The plastic analysed in this project includes plastic waste from both households and industry and is close to the definition of Municipal Solid Waste (MSW) used in the EU Waste Framework Directive¹¹. It encompasses all post-consumer plastic packaging and non-electrical household goods as well as waste generated by commercial activities that is similar to household waste by nature. We expanded this scope to also include industrial packaging so that all plastic packaging waste generated in Norway is covered in this project. The project scope represents approximately 54% of the total plastic waste generated in Norway, as shown in Exhibit 1¹².

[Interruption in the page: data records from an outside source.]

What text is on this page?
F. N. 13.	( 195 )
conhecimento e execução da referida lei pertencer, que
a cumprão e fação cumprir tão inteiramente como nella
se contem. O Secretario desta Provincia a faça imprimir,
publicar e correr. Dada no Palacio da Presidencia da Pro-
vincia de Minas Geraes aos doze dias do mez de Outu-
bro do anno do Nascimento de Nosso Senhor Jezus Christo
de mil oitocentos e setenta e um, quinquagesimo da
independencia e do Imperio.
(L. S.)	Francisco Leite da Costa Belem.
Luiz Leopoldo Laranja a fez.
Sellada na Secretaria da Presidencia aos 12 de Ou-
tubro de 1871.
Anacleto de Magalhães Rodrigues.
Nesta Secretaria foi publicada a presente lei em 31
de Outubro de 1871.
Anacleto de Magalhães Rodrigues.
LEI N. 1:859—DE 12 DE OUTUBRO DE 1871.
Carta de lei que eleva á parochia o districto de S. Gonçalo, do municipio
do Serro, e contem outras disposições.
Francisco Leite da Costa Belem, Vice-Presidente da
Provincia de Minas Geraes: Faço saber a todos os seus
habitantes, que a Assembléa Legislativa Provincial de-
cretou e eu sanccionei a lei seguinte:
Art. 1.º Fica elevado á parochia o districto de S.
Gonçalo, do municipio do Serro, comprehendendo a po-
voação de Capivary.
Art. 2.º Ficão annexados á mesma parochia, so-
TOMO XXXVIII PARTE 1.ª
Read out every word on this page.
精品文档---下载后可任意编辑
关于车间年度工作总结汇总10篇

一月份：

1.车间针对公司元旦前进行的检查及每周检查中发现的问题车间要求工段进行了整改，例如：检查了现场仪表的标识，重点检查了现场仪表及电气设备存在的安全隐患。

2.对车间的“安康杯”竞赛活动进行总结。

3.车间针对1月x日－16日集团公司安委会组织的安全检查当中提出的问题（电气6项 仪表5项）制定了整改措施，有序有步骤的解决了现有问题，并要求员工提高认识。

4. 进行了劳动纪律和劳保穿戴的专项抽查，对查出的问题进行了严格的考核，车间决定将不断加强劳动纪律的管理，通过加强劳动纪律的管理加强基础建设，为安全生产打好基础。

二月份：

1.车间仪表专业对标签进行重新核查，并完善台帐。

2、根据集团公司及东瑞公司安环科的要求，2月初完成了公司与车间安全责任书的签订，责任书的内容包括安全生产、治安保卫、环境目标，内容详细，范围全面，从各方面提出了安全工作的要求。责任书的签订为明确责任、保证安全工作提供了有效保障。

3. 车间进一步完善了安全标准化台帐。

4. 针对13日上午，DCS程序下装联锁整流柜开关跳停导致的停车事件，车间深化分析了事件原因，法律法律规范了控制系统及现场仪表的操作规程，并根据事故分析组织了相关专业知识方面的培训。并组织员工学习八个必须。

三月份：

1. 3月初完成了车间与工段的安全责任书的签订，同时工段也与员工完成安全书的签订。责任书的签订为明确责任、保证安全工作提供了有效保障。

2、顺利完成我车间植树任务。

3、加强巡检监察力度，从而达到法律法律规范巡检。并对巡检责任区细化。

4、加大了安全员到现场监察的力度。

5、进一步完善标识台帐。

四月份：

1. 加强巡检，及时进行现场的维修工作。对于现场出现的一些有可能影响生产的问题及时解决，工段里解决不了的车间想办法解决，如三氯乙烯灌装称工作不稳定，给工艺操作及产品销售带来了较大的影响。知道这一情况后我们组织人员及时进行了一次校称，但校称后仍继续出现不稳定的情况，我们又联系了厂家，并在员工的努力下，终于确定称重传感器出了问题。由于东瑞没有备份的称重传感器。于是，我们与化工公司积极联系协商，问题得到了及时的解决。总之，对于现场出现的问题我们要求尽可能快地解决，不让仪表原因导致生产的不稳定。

It excludes the following main categories: electronics, textiles, automotive industry (including tyres), construction materials, agricultural plastic waste and waste coming from aquaculture and fisheries, and other small industrial waste streams. Primary microplastics ¹³ are also not analysed in this study.

Plastic waste in Norway is collected by municipalities directly or through private waste hauling companies. It can be collected as a single product stream (e.g. through a deposit system), a single waste stream (e.g. mixed plastic sorted at source by businesses or households), or as mixed waste along with other materials and residuals, depending on the product application or assumption made.

Scenarios

Our analysis defines 10 system interventions and models the most important economic, environmental, and social implications of applying different combinations of these changes to the system at different ambition levels. Six possible scenarios for achieving a zero-waste circular plastic economy in Norway, each comprising a different combination of system interventions, are presented in this report, as shown in Exhibit 2.

“Our analysis models the economic, environmental, and social indicators that matter of each scenario”